Expédition frigorifique dans l’Arctique canadien

Épisode 5 : Bateau fantôme au détroit de Lancaster

Dissimulé en partie par la brume, le bateau fantôme se dessine à mesure que notre brise-glace s’en approche. Il fait froid ce matin et la buée que nous dégageons de notre bouche accentue l’ambiance mystérieuse…

 

J’aperçois les trois mâts d’un navire. Il ne s’agit pas d’un bateau fantôme mais d’une vieille épave ! CARLA a presque réussi à me faire croire à l’existence des bateaux fantômes… Son imagination est drôlement contagieuse.

 

Soudain, un choc secoue le Fridtjof Nansen, suivi d’un bruit sourd rendant inaudible le moindre mot. Je n’arrive pas à comprendre ce que me hurle CARLA, mais son visage effrayé me suffit : il a peur !

 

Je regarde par-dessus la rambarde, en m’agrippant très fort. Bien que l’épais brouillard nous cache la vue, je comprends que nous venons de percuter la banquise. C’est ici que le brise-glace entre en action : nous traversons la glace !

Rémy Marion Pôles d’Images remymarion.fr

“C’est le signe que nous approchons du village de Resolute Bay !” me crie Rémy Marion qui nous rejoint sur le pont.

La banquise

Contrairement aux icebergs qui sont constitués d’eau douce provenant des chutes de neige, la banquise est faite de glace d’eau salée.

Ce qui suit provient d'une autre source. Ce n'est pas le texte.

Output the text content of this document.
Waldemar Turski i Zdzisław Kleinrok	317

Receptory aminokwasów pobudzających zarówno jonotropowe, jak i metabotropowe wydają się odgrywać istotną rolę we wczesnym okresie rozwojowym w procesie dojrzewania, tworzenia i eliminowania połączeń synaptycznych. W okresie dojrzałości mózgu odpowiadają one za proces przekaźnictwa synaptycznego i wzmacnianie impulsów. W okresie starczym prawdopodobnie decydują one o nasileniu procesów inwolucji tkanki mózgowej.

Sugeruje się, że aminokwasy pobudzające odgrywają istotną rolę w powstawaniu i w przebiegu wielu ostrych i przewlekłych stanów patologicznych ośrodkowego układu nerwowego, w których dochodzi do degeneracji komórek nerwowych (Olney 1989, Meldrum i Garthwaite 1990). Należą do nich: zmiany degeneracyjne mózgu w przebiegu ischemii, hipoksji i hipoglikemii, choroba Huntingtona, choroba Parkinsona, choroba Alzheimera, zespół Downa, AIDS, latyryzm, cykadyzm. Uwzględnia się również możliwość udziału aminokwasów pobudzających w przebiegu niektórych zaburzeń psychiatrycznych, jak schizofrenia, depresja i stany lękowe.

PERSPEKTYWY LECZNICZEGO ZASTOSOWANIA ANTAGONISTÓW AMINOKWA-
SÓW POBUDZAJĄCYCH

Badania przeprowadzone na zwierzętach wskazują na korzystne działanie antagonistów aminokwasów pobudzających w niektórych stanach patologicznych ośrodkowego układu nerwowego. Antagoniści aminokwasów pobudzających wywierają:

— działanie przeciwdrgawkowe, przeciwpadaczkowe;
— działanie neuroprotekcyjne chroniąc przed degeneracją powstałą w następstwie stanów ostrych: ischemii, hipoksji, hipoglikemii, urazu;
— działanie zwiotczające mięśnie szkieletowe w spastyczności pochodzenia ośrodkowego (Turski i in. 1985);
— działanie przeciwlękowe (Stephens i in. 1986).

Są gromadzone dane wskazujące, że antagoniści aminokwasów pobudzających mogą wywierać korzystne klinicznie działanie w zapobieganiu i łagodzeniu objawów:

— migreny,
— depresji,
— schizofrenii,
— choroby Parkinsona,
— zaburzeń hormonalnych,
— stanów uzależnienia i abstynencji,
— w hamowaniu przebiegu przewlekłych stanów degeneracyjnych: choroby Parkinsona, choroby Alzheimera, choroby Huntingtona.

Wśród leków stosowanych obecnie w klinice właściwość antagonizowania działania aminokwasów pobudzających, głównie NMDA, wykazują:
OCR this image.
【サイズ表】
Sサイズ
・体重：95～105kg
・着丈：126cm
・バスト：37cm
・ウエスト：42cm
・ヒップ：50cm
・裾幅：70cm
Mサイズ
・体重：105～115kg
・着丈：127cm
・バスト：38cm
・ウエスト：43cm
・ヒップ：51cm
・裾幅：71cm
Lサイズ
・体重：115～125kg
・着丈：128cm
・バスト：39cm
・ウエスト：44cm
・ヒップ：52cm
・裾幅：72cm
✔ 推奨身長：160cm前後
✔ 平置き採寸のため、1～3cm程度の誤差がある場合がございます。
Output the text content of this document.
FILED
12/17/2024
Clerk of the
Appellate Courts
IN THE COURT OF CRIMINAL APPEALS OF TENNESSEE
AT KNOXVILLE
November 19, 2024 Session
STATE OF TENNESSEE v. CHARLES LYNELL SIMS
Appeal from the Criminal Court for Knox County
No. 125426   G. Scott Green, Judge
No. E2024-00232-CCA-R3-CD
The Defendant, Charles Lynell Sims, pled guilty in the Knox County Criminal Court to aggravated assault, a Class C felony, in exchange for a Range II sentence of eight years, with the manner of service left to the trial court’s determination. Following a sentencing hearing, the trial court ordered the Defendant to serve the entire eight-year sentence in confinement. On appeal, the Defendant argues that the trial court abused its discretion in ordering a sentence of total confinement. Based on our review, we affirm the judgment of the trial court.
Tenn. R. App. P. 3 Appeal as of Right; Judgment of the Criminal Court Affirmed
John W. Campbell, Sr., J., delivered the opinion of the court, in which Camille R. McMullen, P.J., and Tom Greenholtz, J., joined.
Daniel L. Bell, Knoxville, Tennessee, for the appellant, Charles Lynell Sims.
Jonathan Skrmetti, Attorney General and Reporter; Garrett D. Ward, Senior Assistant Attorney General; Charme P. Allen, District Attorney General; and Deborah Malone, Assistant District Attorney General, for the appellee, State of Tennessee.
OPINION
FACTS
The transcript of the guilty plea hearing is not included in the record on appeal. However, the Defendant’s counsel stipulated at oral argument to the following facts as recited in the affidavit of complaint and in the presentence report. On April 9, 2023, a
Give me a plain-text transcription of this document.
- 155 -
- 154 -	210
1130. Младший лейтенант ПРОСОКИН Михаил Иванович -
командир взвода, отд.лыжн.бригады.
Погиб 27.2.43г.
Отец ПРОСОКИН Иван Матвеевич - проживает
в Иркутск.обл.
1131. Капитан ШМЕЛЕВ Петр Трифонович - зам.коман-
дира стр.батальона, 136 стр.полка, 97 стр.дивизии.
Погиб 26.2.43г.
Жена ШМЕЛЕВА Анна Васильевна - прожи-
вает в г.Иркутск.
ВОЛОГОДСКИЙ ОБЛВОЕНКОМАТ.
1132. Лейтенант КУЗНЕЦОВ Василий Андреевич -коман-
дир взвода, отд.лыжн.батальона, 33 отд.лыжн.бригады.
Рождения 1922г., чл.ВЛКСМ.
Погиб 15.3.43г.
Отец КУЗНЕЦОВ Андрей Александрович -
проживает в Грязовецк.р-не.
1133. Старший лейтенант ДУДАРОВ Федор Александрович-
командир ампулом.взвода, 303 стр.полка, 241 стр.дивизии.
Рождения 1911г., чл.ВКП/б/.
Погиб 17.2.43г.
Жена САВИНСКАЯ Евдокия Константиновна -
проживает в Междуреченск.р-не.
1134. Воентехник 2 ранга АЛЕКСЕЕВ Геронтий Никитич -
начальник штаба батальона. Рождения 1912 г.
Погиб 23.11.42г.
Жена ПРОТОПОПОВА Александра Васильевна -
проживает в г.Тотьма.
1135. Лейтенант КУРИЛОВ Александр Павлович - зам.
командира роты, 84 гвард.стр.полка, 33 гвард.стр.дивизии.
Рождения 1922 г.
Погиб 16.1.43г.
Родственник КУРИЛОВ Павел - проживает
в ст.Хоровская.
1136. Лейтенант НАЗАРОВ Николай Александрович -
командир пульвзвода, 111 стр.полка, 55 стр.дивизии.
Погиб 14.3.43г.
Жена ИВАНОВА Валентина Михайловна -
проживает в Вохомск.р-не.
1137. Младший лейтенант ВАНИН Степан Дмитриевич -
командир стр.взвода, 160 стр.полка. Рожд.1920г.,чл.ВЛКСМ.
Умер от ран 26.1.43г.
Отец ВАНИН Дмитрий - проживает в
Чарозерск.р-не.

Cette couche de glace se forme lorsque la température de l’eau passe en dessous de – 1,8 degrés.

La banquise se trouve essentiellement aux pôles. Elle atteint sa taille maximale en mars et sa taille minimale en septembre.

Source : Dossier Beneylu « Arctique canadien »

Nous retournons à l’intérieur du Fridtjof Nansen, à l’abri des tremblements et du bruit. L’ensemble du brise-glace convulse. Dans la cafétéria, les ustensiles de cuisine se balancent au rythme des secousses. À table, nous avons du mal à nous servir de l’eau et à discuter sans crier.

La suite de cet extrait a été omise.